Das REST- Camp hat einige Leitprinzipien, mit denen wir die Art und Weise, wie wir HTTP-Verben verwenden, standardisieren können. Dies ist hilfreich, wenn Sie gerade RESTful-APIs erstellen.

Kurz gesagt: GET sollte schreibgeschützt sein, dh keine Auswirkungen auf den Serverstatus haben. POST wird verwendet, um eine Ressource auf dem Server zu erstellen. PUT wird zum Aktualisieren oder Erstellen einer Ressource verwendet. DELETE wird zum Löschen einer Ressource verwendet.

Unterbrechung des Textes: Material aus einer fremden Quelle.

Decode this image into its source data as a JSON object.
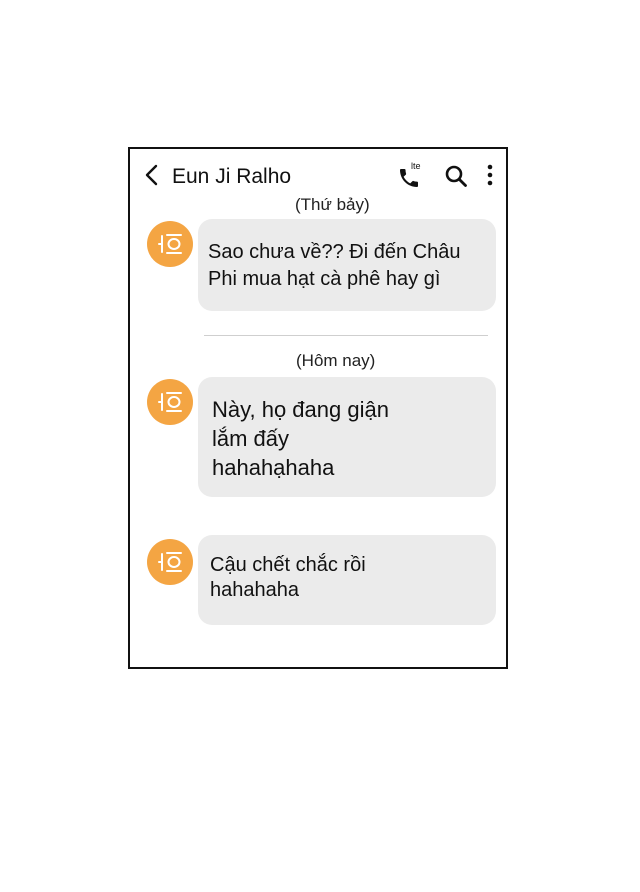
{
  "header": {
    "contact_name": "Eun Ji Ralho",
    "call_badge": "lte",
    "back_icon": "chevron-left-icon",
    "call_icon": "phone-icon",
    "search_icon": "search-icon",
    "more_icon": "more-vertical-icon"
  },
  "conversation": {
    "groups": [
      {
        "date_label": "(Thứ bảy)",
        "messages": [
          {
            "text": "Sao chưa về?? Đi đến Châu\nPhi mua hạt cà phê hay gì"
          }
        ]
      },
      {
        "date_label": "(Hôm nay)",
        "messages": [
          {
            "text": "Này, họ đang giận\nlắm đấy\nhahahạhaha"
          },
          {
            "text": "Cậu chết chắc rồi\nhahahaha"
          }
        ]
      }
    ]
  },
  "colors": {
    "avatar": "#f4a543",
    "bubble": "#ebebeb",
    "frame": "#111111"
  }
}
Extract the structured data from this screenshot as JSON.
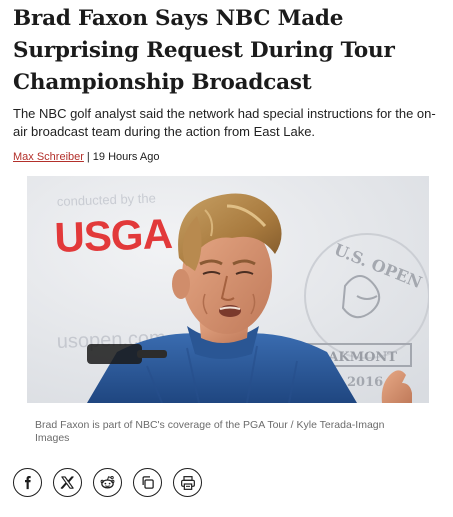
{
  "article": {
    "headline": "Brad Faxon Says NBC Made Surprising Request During Tour Championship Broadcast",
    "dek": "The NBC golf analyst said the network had special instructions for the on-air broadcast team during the action from East Lake.",
    "author": "Max Schreiber",
    "separator": "|",
    "timestamp": "19 Hours Ago"
  },
  "photo": {
    "backdrop_texts": {
      "conducted_by": "conducted by the",
      "usga": "USGA",
      "website": "usopen.com",
      "us_open": "U.S. OPEN",
      "oakmont": "OAKMONT",
      "year": "2016"
    },
    "colors": {
      "usga_red": "#e2393a",
      "usga_blue": "#1f4e8c",
      "backdrop": "#e8eaed",
      "shirt": "#2f5f9f"
    }
  },
  "caption": "Brad Faxon is part of NBC's coverage of the PGA Tour / Kyle Terada-Imagn Images",
  "share": {
    "buttons": [
      {
        "name": "facebook",
        "icon": "facebook-icon"
      },
      {
        "name": "x",
        "icon": "x-icon"
      },
      {
        "name": "reddit",
        "icon": "reddit-icon"
      },
      {
        "name": "copy-link",
        "icon": "copy-icon"
      },
      {
        "name": "print",
        "icon": "print-icon"
      }
    ]
  }
}
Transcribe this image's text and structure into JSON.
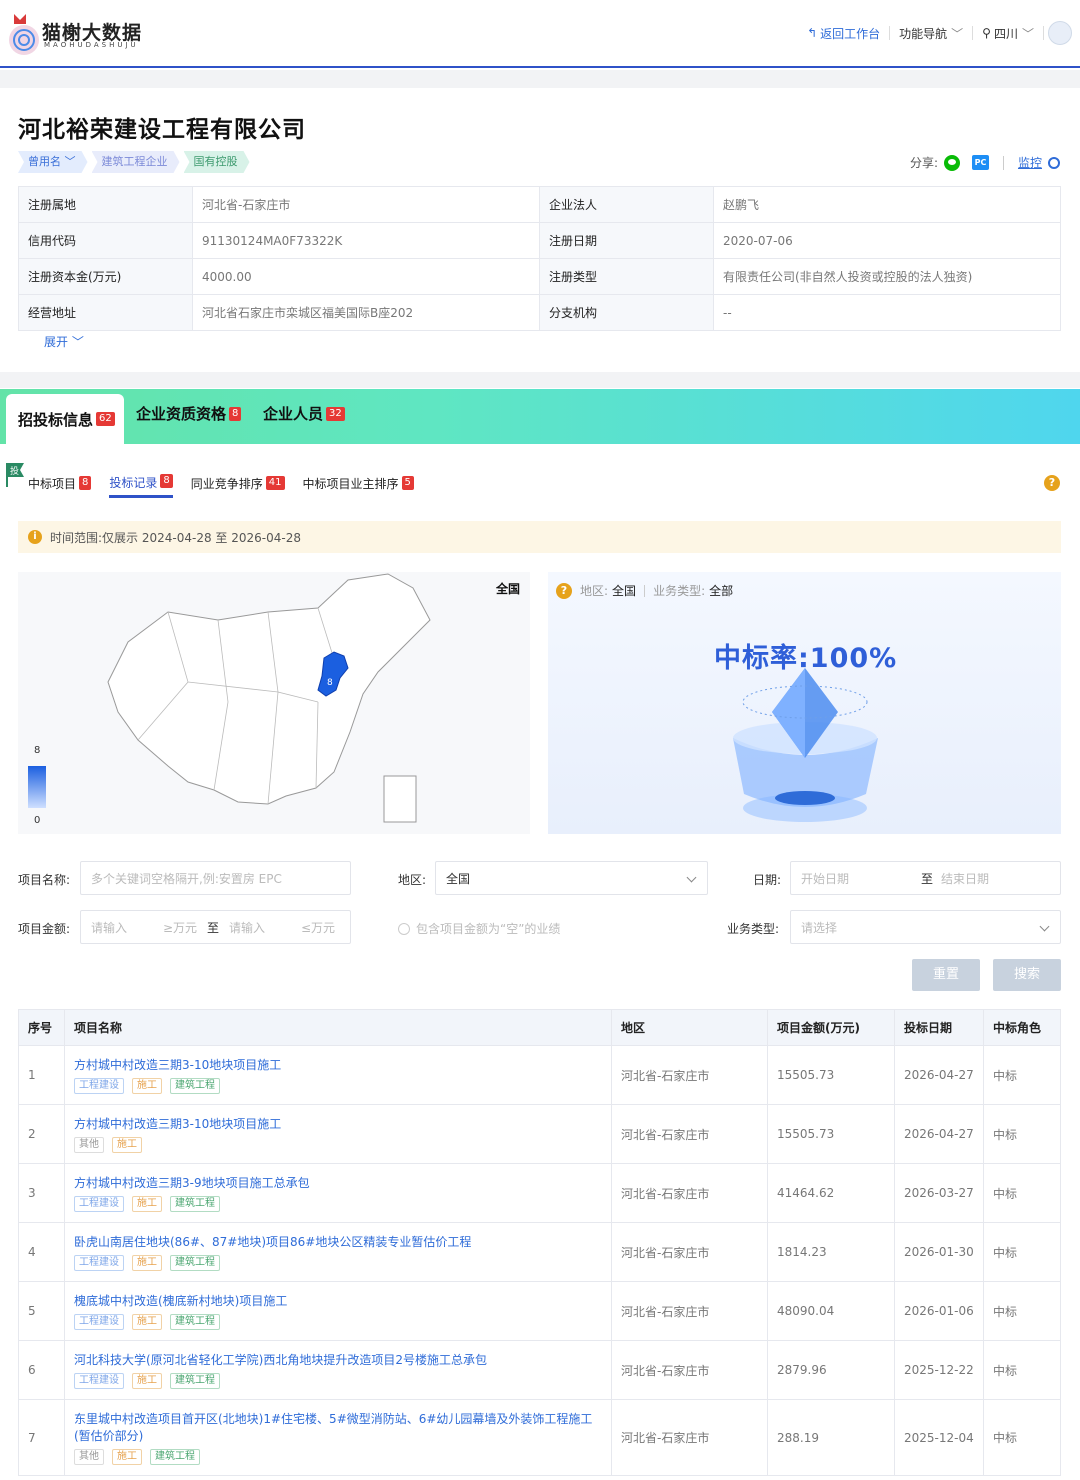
{
  "header": {
    "logo_title": "猫榭大数据",
    "logo_sub": "MAOHUDASHUJU",
    "back_label": "返回工作台",
    "nav_label": "功能导航",
    "region_label": "四川"
  },
  "company": {
    "name": "河北裕荣建设工程有限公司",
    "tags": [
      "曾用名",
      "建筑工程企业",
      "国有控股"
    ],
    "share_label": "分享:",
    "pc_label": "PC",
    "monitor_label": "监控",
    "expand_label": "展开",
    "info": [
      {
        "k1": "注册属地",
        "v1": "河北省-石家庄市",
        "k2": "企业法人",
        "v2": "赵鹏飞"
      },
      {
        "k1": "信用代码",
        "v1": "91130124MA0F73322K",
        "k2": "注册日期",
        "v2": "2020-07-06"
      },
      {
        "k1": "注册资本金(万元)",
        "v1": "4000.00",
        "k2": "注册类型",
        "v2": "有限责任公司(非自然人投资或控股的法人独资)"
      },
      {
        "k1": "经营地址",
        "v1": "河北省石家庄市栾城区福美国际B座202",
        "k2": "分支机构",
        "v2": "--"
      }
    ]
  },
  "main_tabs": [
    {
      "label": "招投标信息",
      "count": "62"
    },
    {
      "label": "企业资质资格",
      "count": "8"
    },
    {
      "label": "企业人员",
      "count": "32"
    }
  ],
  "flag_char": "投",
  "sub_tabs": [
    {
      "label": "中标项目",
      "count": "8"
    },
    {
      "label": "投标记录",
      "count": "8"
    },
    {
      "label": "同业竞争排序",
      "count": "41"
    },
    {
      "label": "中标项目业主排序",
      "count": "5"
    }
  ],
  "help_char": "?",
  "notice": "时间范围:仅展示 2024-04-28 至 2026-04-28",
  "map": {
    "label": "全国",
    "legend_max": "8",
    "legend_min": "0",
    "hebei_value": "8"
  },
  "rate_panel": {
    "region_label": "地区:",
    "region_value": "全国",
    "type_label": "业务类型:",
    "type_value": "全部",
    "rate_text": "中标率:100%"
  },
  "filters": {
    "name_label": "项目名称:",
    "name_placeholder": "多个关键词空格隔开,例:安置房 EPC",
    "region_label": "地区:",
    "region_value": "全国",
    "date_label": "日期:",
    "date_start": "开始日期",
    "date_to": "至",
    "date_end": "结束日期",
    "amount_label": "项目金额:",
    "amount_min_ph": "请输入",
    "amount_min_unit": "≥万元",
    "amount_to": "至",
    "amount_max_ph": "请输入",
    "amount_max_unit": "≤万元",
    "include_empty": "包含项目金额为“空”的业绩",
    "type_label": "业务类型:",
    "type_placeholder": "请选择",
    "reset": "重置",
    "search": "搜索"
  },
  "table": {
    "headers": [
      "序号",
      "项目名称",
      "地区",
      "项目金额(万元)",
      "投标日期",
      "中标角色"
    ],
    "rows": [
      {
        "no": "1",
        "name": "方村城中村改造三期3-10地块项目施工",
        "tags": [
          [
            "工程建设",
            "blue"
          ],
          [
            "施工",
            "orange"
          ],
          [
            "建筑工程",
            "green"
          ]
        ],
        "region": "河北省-石家庄市",
        "amount": "15505.73",
        "date": "2026-04-27",
        "role": "中标"
      },
      {
        "no": "2",
        "name": "方村城中村改造三期3-10地块项目施工",
        "tags": [
          [
            "其他",
            "gray"
          ],
          [
            "施工",
            "orange"
          ]
        ],
        "region": "河北省-石家庄市",
        "amount": "15505.73",
        "date": "2026-04-27",
        "role": "中标"
      },
      {
        "no": "3",
        "name": "方村城中村改造三期3-9地块项目施工总承包",
        "tags": [
          [
            "工程建设",
            "blue"
          ],
          [
            "施工",
            "orange"
          ],
          [
            "建筑工程",
            "green"
          ]
        ],
        "region": "河北省-石家庄市",
        "amount": "41464.62",
        "date": "2026-03-27",
        "role": "中标"
      },
      {
        "no": "4",
        "name": "卧虎山南居住地块(86#、87#地块)项目86#地块公区精装专业暂估价工程",
        "tags": [
          [
            "工程建设",
            "blue"
          ],
          [
            "施工",
            "orange"
          ],
          [
            "建筑工程",
            "green"
          ]
        ],
        "region": "河北省-石家庄市",
        "amount": "1814.23",
        "date": "2026-01-30",
        "role": "中标"
      },
      {
        "no": "5",
        "name": "槐底城中村改造(槐底新村地块)项目施工",
        "tags": [
          [
            "工程建设",
            "blue"
          ],
          [
            "施工",
            "orange"
          ],
          [
            "建筑工程",
            "green"
          ]
        ],
        "region": "河北省-石家庄市",
        "amount": "48090.04",
        "date": "2026-01-06",
        "role": "中标"
      },
      {
        "no": "6",
        "name": "河北科技大学(原河北省轻化工学院)西北角地块提升改造项目2号楼施工总承包",
        "tags": [
          [
            "工程建设",
            "blue"
          ],
          [
            "施工",
            "orange"
          ],
          [
            "建筑工程",
            "green"
          ]
        ],
        "region": "河北省-石家庄市",
        "amount": "2879.96",
        "date": "2025-12-22",
        "role": "中标"
      },
      {
        "no": "7",
        "name": "东里城中村改造项目首开区(北地块)1#住宅楼、5#微型消防站、6#幼儿园幕墙及外装饰工程施工(暂估价部分)",
        "tags": [
          [
            "其他",
            "gray"
          ],
          [
            "施工",
            "orange"
          ],
          [
            "建筑工程",
            "green"
          ]
        ],
        "region": "河北省-石家庄市",
        "amount": "288.19",
        "date": "2025-12-04",
        "role": "中标"
      }
    ]
  },
  "colors": {
    "accent": "#2f52c8",
    "link": "#2f6cd8",
    "win": "#e53935",
    "rate": "#2f5fd8"
  }
}
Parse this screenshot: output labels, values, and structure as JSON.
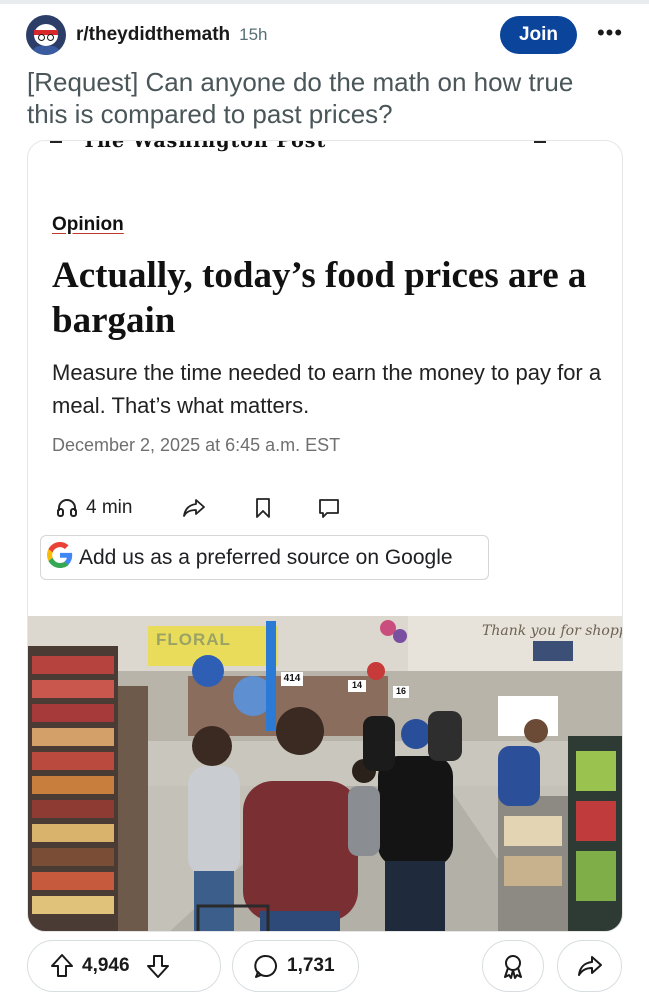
{
  "post": {
    "subreddit": "r/theydidthemath",
    "age": "15h",
    "join_label": "Join",
    "more_label": "•••",
    "title": "[Request] Can anyone do the math on how true this is compared to past prices?"
  },
  "article": {
    "masthead": "The Washington Post",
    "section": "Opinion",
    "headline": "Actually, today’s food prices are a bargain",
    "deck": "Measure the time needed to earn the money to pay for a meal. That’s what matters.",
    "dateline": "December 2, 2025 at 6:45 a.m. EST",
    "listen_label": "4 min",
    "google_cta": "Add us as a preferred source on Google",
    "photo": {
      "store_sign": "FLORAL",
      "wall_text": "Thank you for shoppi",
      "price_tags": [
        "414",
        "14",
        "16"
      ]
    }
  },
  "actions": {
    "upvotes": "4,946",
    "comments": "1,731"
  },
  "colors": {
    "join_button": "#0a449b",
    "title_text": "#4a5659",
    "meta_text": "#576f76",
    "opinion_underline": "#c0392b"
  },
  "icons": [
    "subreddit-avatar-icon",
    "more-icon",
    "headphones-icon",
    "share-arrow-icon",
    "bookmark-icon",
    "comment-icon",
    "google-g-icon",
    "upvote-icon",
    "downvote-icon",
    "comment-bubble-icon",
    "award-icon",
    "share-icon"
  ]
}
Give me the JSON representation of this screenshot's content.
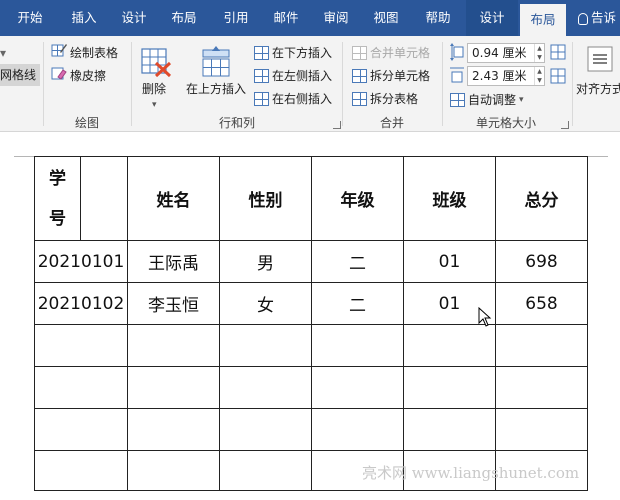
{
  "menu": {
    "tabs": [
      "开始",
      "插入",
      "设计",
      "布局",
      "引用",
      "邮件",
      "审阅",
      "视图",
      "帮助",
      "设计",
      "布局",
      "告诉"
    ],
    "tell_me_icon": "lightbulb-icon"
  },
  "ribbon": {
    "view_gridlines": "网格线",
    "draw": {
      "draw_table": "绘制表格",
      "eraser": "橡皮擦",
      "label": "绘图"
    },
    "rows_cols": {
      "delete": "删除",
      "insert_above": "在上方插入",
      "insert_below": "在下方插入",
      "insert_left": "在左侧插入",
      "insert_right": "在右侧插入",
      "label": "行和列"
    },
    "merge": {
      "merge_cells": "合并单元格",
      "split_cells": "拆分单元格",
      "split_table": "拆分表格",
      "label": "合并"
    },
    "cell_size": {
      "height": "0.94 厘米",
      "width": "2.43 厘米",
      "autofit": "自动调整",
      "label": "单元格大小"
    },
    "alignment": {
      "label": "对齐方式"
    }
  },
  "table": {
    "header_xuehao_1": "学",
    "header_xuehao_2": "号",
    "headers": [
      "姓名",
      "性别",
      "年级",
      "班级",
      "总分"
    ],
    "rows": [
      [
        "20210101",
        "王际禹",
        "男",
        "二",
        "01",
        "698"
      ],
      [
        "20210102",
        "李玉恒",
        "女",
        "二",
        "01",
        "658"
      ]
    ]
  },
  "watermark": "亮术网 www.liangshunet.com",
  "colors": {
    "menubar": "#2b579a",
    "ribbon": "#f3f3f3",
    "accent_icon": "#4a79b8",
    "delete_x": "#e04a2b"
  }
}
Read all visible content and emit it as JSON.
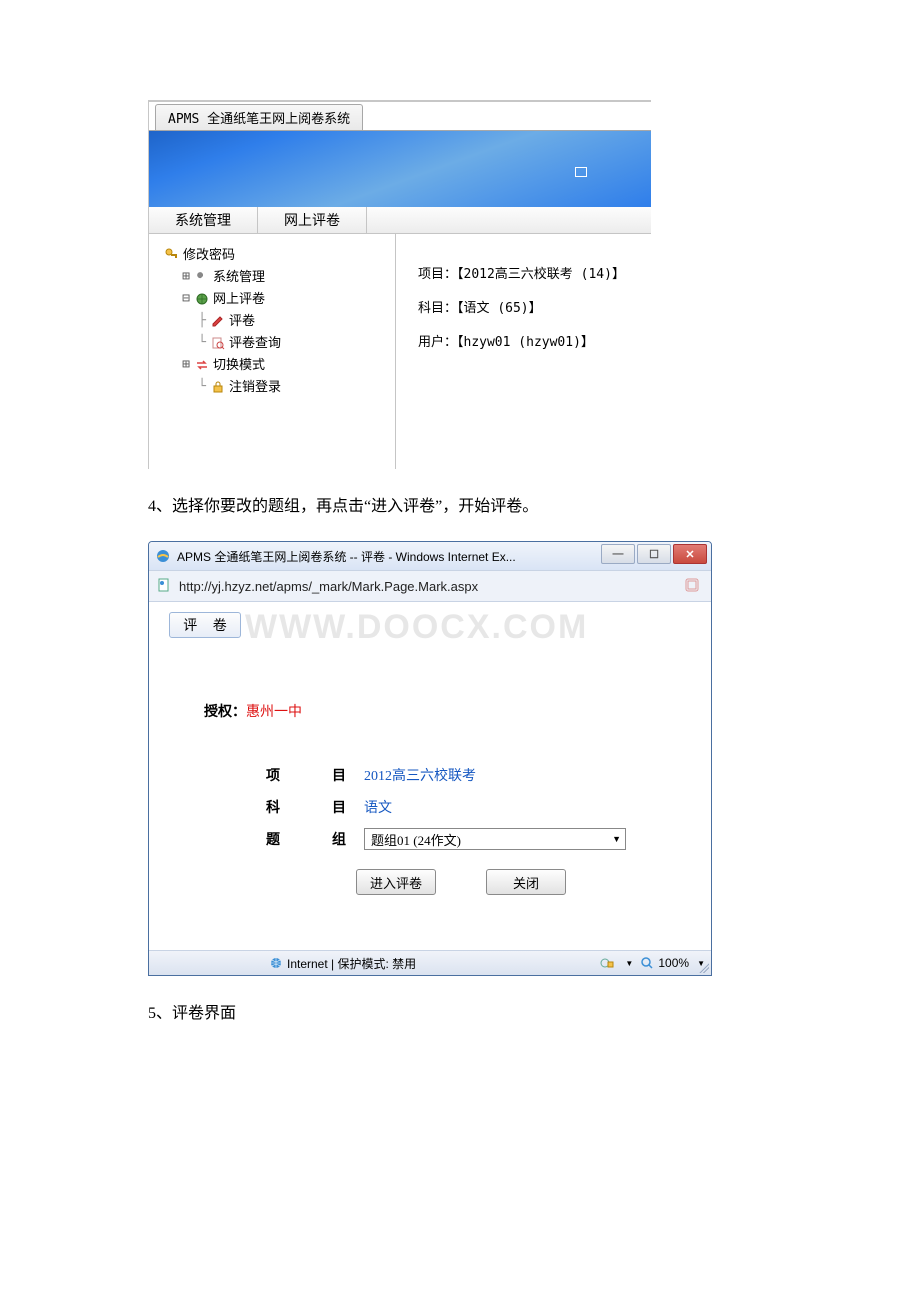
{
  "apms": {
    "tab_title": "APMS 全通纸笔王网上阅卷系统",
    "menubar": {
      "item0": "系统管理",
      "item1": "网上评卷"
    },
    "tree": {
      "header": "修改密码",
      "n0": "系统管理",
      "n1": "网上评卷",
      "n1_0": "评卷",
      "n1_1": "评卷查询",
      "n2": "切换模式",
      "n3": "注销登录"
    },
    "info": {
      "row0": "项目：【2012高三六校联考 (14)】",
      "row1": "科目：【语文 (65)】",
      "row2": "用户：【hzyw01 (hzyw01)】"
    }
  },
  "step4": "4、选择你要改的题组，再点击“进入评卷”，开始评卷。",
  "ie": {
    "title": "APMS 全通纸笔王网上阅卷系统 -- 评卷 - Windows Internet Ex...",
    "url": "http://yj.hzyz.net/apms/_mark/Mark.Page.Mark.aspx",
    "watermark": "WWW.DOOCX.COM",
    "tab_label": "评 卷",
    "auth_label": "授权：",
    "auth_value": "惠州一中",
    "fields": {
      "project_label": "项　　目",
      "project_value": "2012高三六校联考",
      "subject_label": "科　　目",
      "subject_value": "语文",
      "group_label": "题　　组",
      "group_value": "题组01 (24作文)"
    },
    "buttons": {
      "enter": "进入评卷",
      "close": "关闭"
    },
    "status": {
      "zone": "Internet | 保护模式: 禁用",
      "zoom": "100%"
    }
  },
  "step5": "5、评卷界面"
}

Mit anderen Worten, wenn Ihre API-Aktion den Serverstatus ändert, empfiehlt REST, POST / PUT / DELETE, jedoch nicht GET zu verwenden.

Benutzeragenten verstehen normalerweise, dass das Ausführen mehrerer POSTs schlecht ist und warnen davor, da die Absicht des POST darin besteht, den Serverstatus zu ändern (z. B. für Waren an der Kasse zu bezahlen), und Sie möchten dies wahrscheinlich nicht zweimal tun!

Vergleichen Sie mit einem GET, das Sie oft nach Belieben ausführen können (idempotent).

Ich stimme zu - es ist wahrscheinlich sicherer, eine GET-Anfrage zu verwenden, wenn Sie nur Daten in der URL und nicht im Text übergeben. In dieser ähnlichen Frage finden Sie einige zusätzliche Ansichten zum gesamten POST + GET-Konzept.